A decisão se apoiou em parecer técnico do Ministério do Desenvolvimento, Indústria, Comércio e Serviços (MDIC). A pasta fala em “amplo arcabouço constitucional e legal corroborando o entendimento de que a livre iniciativa não é absoluta” e “cooptação voraz de mão de obra brasileira de elevada qualificação”, que “por si só teria relevante potencial danoso para a economia brasileira”. “E parece estar assentado não sobre uma concorrência saudável e legal da empresa estadunidense”.
“É uma questão de soberania, não de protecionismo. A Boeing tem faturamento equivalente a 1/3 do PIB industrial brasileiro”, diz o presidente da Abimde, Rogério Gallo. Ele ressalva que a “livre concorrência é assegurada, nos termos do artigo 170 da Constituição, mas que é relativizada em nove situações específicas —a primeira delas, questões de soberania nacional”, alega.
O presidente da Aiaba e coautor da ação, Julio Shidara, considera fundamental a participação do Estado brasileiro na questão. “Já não falamos mais da indústria aeronáutica, é sobre o talento brasileiro. Temos de nos preocupar com o engenheiro, o salário dele, mas ele é só uma face de um cubo mágico [de fatores envolvidos]”, defendeu.
Além do interesse — dissimulado — de espionar segredos da indústria brasileira, a Boeing também está de olho no potencial energético que o Brasil representa, conforme deixou transparecer o presidente global da companhia ao tratar dos esforços do país para à política de contenção de carbono.
A fala vai de encontro à posição manifestada anteriormente por outro executivo da gigante norte-americana. “O Brasil é líder na América Latina com estabilidade social, econômica e financeira e, portanto, um destino para investimentos de longo prazo.
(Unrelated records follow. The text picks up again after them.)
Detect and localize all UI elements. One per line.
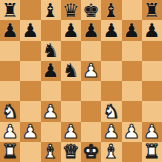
piece-white-bishop[interactable]: ♝ — [103, 142, 120, 161]
square-d6[interactable] — [61, 41, 81, 61]
piece-white-pawn[interactable]: ♟ — [143, 122, 160, 141]
square-b1[interactable] — [20, 142, 40, 162]
piece-black-pawn[interactable]: ♟ — [42, 61, 59, 80]
square-g2[interactable]: ♟ — [122, 122, 142, 142]
square-a6[interactable] — [0, 41, 20, 61]
piece-white-pawn[interactable]: ♟ — [22, 122, 39, 141]
piece-white-pawn[interactable]: ♟ — [103, 122, 120, 141]
square-e8[interactable]: ♚ — [81, 0, 101, 20]
piece-black-pawn[interactable]: ♟ — [143, 20, 160, 39]
square-h2[interactable]: ♟ — [142, 122, 162, 142]
square-e1[interactable]: ♚ — [81, 142, 101, 162]
square-e7[interactable]: ♟ — [81, 20, 101, 40]
square-c2[interactable] — [41, 122, 61, 142]
piece-black-king[interactable]: ♚ — [83, 0, 100, 19]
square-h1[interactable]: ♜ — [142, 142, 162, 162]
square-f8[interactable]: ♝ — [101, 0, 121, 20]
square-a8[interactable]: ♜ — [0, 0, 20, 20]
square-a5[interactable] — [0, 61, 20, 81]
piece-white-pawn[interactable]: ♟ — [42, 101, 59, 120]
square-f2[interactable]: ♟ — [101, 122, 121, 142]
square-g7[interactable]: ♟ — [122, 20, 142, 40]
square-g1[interactable] — [122, 142, 142, 162]
square-d7[interactable]: ♟ — [61, 20, 81, 40]
piece-white-rook[interactable]: ♜ — [2, 142, 19, 161]
piece-black-pawn[interactable]: ♟ — [103, 20, 120, 39]
square-b3[interactable] — [20, 101, 40, 121]
square-d5[interactable]: ♞ — [61, 61, 81, 81]
square-e5[interactable]: ♟ — [81, 61, 101, 81]
square-f3[interactable]: ♞ — [101, 101, 121, 121]
piece-white-pawn[interactable]: ♟ — [2, 122, 19, 141]
square-a7[interactable]: ♟ — [0, 20, 20, 40]
square-a3[interactable]: ♞ — [0, 101, 20, 121]
piece-white-king[interactable]: ♚ — [83, 142, 100, 161]
square-d2[interactable]: ♟ — [61, 122, 81, 142]
square-b8[interactable] — [20, 0, 40, 20]
square-c6[interactable]: ♞ — [41, 41, 61, 61]
piece-black-pawn[interactable]: ♟ — [22, 20, 39, 39]
square-a4[interactable] — [0, 81, 20, 101]
piece-black-pawn[interactable]: ♟ — [123, 20, 140, 39]
square-c3[interactable]: ♟ — [41, 101, 61, 121]
piece-black-knight[interactable]: ♞ — [42, 41, 59, 60]
square-h8[interactable]: ♜ — [142, 0, 162, 20]
square-c1[interactable]: ♝ — [41, 142, 61, 162]
piece-black-bishop[interactable]: ♝ — [42, 0, 59, 19]
square-f1[interactable]: ♝ — [101, 142, 121, 162]
piece-black-rook[interactable]: ♜ — [2, 0, 19, 19]
chess-board: ♜♝♛♚♝♜♟♟♟♟♟♟♟♞♟♞♟♞♟♞♟♟♟♟♟♟♜♝♛♚♝♜ — [0, 0, 162, 162]
square-f7[interactable]: ♟ — [101, 20, 121, 40]
square-f5[interactable] — [101, 61, 121, 81]
square-a2[interactable]: ♟ — [0, 122, 20, 142]
piece-white-bishop[interactable]: ♝ — [42, 142, 59, 161]
square-g3[interactable] — [122, 101, 142, 121]
piece-white-rook[interactable]: ♜ — [143, 142, 160, 161]
piece-black-queen[interactable]: ♛ — [62, 0, 79, 19]
square-b2[interactable]: ♟ — [20, 122, 40, 142]
piece-black-pawn[interactable]: ♟ — [62, 20, 79, 39]
piece-black-knight[interactable]: ♞ — [62, 61, 79, 80]
piece-black-pawn[interactable]: ♟ — [2, 20, 19, 39]
square-d3[interactable] — [61, 101, 81, 121]
square-e2[interactable] — [81, 122, 101, 142]
piece-white-pawn[interactable]: ♟ — [83, 61, 100, 80]
square-h3[interactable] — [142, 101, 162, 121]
square-g6[interactable] — [122, 41, 142, 61]
square-g8[interactable] — [122, 0, 142, 20]
square-c8[interactable]: ♝ — [41, 0, 61, 20]
square-b5[interactable] — [20, 61, 40, 81]
square-b7[interactable]: ♟ — [20, 20, 40, 40]
piece-white-knight[interactable]: ♞ — [103, 101, 120, 120]
square-h4[interactable] — [142, 81, 162, 101]
square-h5[interactable] — [142, 61, 162, 81]
square-b4[interactable] — [20, 81, 40, 101]
square-c5[interactable]: ♟ — [41, 61, 61, 81]
square-a1[interactable]: ♜ — [0, 142, 20, 162]
square-c4[interactable] — [41, 81, 61, 101]
square-d8[interactable]: ♛ — [61, 0, 81, 20]
square-c7[interactable] — [41, 20, 61, 40]
square-h6[interactable] — [142, 41, 162, 61]
piece-white-queen[interactable]: ♛ — [62, 142, 79, 161]
piece-white-pawn[interactable]: ♟ — [62, 122, 79, 141]
piece-white-pawn[interactable]: ♟ — [123, 122, 140, 141]
square-e4[interactable] — [81, 81, 101, 101]
piece-black-bishop[interactable]: ♝ — [103, 0, 120, 19]
square-h7[interactable]: ♟ — [142, 20, 162, 40]
square-g5[interactable] — [122, 61, 142, 81]
square-d4[interactable] — [61, 81, 81, 101]
piece-white-knight[interactable]: ♞ — [2, 101, 19, 120]
square-f6[interactable] — [101, 41, 121, 61]
square-e3[interactable] — [81, 101, 101, 121]
square-b6[interactable] — [20, 41, 40, 61]
piece-black-pawn[interactable]: ♟ — [83, 20, 100, 39]
square-e6[interactable] — [81, 41, 101, 61]
square-d1[interactable]: ♛ — [61, 142, 81, 162]
square-g4[interactable] — [122, 81, 142, 101]
square-f4[interactable] — [101, 81, 121, 101]
piece-black-rook[interactable]: ♜ — [143, 0, 160, 19]
chess-board-container: ♜♝♛♚♝♜♟♟♟♟♟♟♟♞♟♞♟♞♟♞♟♟♟♟♟♟♜♝♛♚♝♜ — [0, 0, 162, 162]
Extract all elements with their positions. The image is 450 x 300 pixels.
No caso da Boeing, temos demonstrado nosso compromisso com o Brasil investindo nas áreas de sustentabilidade, iniciativas de segurança e colaboração com agências reguladoras”, declarou o presidente da Boeing para América Latina e Caribe, Landom Looni.
No que diz respeito à espionagem, “a Boeing teve acesso a um volume de informações extremamente alto sobre a Embraer”, denunciou em 2022 o Dr. Oswaldo B. Loureda, fundador da Acrux Aerospace e professor de engenharia aeroespacial da Universidade Federal do Maranhão (UFMA), ao Sputnik.
“Um volume de informações que, em uma situação natural, nunca seriam dados para uma empresa concorrente”, observou o especialista. As declarações foram proferidas no contexto das negociações envolvendo a compra da Embraer pela empresa norte-americana, acordo que não prosperou.